When I helped grow Linsey's Cheer and Dance Center from 30 athletes to over 180, we didn't do it by throwing money at the problem. We did it with systems, strategy, and consistent attention to the right metrics — week after week, season after season.
Most gym owners think they need to hire a full-time program director to get that kind of growth. The reality? You need elite-level thinking, not a full-time salary.
Why Most Programs Stop Growing
The gyms I work with that are stuck — same number of teams, same athlete count, year over year — almost always share one thing in common: they're reacting instead of planning.
- They find out a team is struggling two weeks before competition — not two months
- They lose athletes at the end of the season and scramble to replace them
- They hire staff based on availability, not strategic fit
- They have no data on what's actually working
None of this is a talent problem. It's a systems problem. And systems don't require a full-time hire — they require intentional structure.

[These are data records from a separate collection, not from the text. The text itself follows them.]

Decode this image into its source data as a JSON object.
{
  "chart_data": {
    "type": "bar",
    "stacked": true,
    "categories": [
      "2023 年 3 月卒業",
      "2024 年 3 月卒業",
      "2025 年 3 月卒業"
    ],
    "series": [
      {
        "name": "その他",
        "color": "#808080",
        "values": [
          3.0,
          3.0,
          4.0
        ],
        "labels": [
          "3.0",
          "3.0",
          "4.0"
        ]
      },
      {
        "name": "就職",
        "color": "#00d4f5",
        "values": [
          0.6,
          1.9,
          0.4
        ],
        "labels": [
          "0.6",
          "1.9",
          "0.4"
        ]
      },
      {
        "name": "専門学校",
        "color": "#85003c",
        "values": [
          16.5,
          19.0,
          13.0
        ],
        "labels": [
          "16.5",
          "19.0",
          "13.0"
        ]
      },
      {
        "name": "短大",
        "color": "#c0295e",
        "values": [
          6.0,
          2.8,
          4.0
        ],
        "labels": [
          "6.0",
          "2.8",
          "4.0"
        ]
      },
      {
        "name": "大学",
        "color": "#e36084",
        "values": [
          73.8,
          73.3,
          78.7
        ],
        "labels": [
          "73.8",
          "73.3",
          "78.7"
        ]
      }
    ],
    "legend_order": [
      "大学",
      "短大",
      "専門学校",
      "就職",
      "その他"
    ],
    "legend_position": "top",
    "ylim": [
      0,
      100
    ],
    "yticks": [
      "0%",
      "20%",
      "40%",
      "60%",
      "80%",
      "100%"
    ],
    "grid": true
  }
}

The Three Systems Every Program Needs
1. A Tracking System
You can't improve what you don't measure. Every program I work with starts with monthly scorecards — not just competition scores, but internal metrics. Attendance rates, skill progression by athlete, parent satisfaction indicators, staff retention signals. These numbers tell you what's coming before it arrives.
2. A Communication Rhythm
The programs that grow are the ones athletes and families feel connected to. That doesn't require a full-time communications director — it requires a calendar. Monthly parent updates. Weekly coach check-ins. Seasonal goal-setting sessions with athletes. Consistent, intentional, and scheduled.
3. A Season Structure
Too many programs operate week-to-week. The best programs build their entire season in August — competition calendar, skill goals by team, practice plans by month, and a clear picture of where every team needs to be at every checkpoint along the way.
This is exactly what the Competitive Edge Core delivers — monthly scorecards, strategy calls, and season structure — without the overhead of a full-time hire. Starting at $397/month.
What Growth Actually Looks Like
When I took Cheer Athletics UK from a small program to a nationally competitive organization, the growth didn't happen because we added more athletes on day one. It happened because we built the infrastructure first.
"Build the systems for 200 athletes before you have 50. Then the growth has somewhere to go."
— Jason Tiede, JMT Choreography
The same principle applies whether you're at 30 athletes or 130. The programs that grow are always the ones that build for where they're going — not where they are.
Bottom line: Program growth isn't about budget — it's about intentionality. With the right tracking, communication, and structure in place, you can compete with programs twice your size and build something that lasts.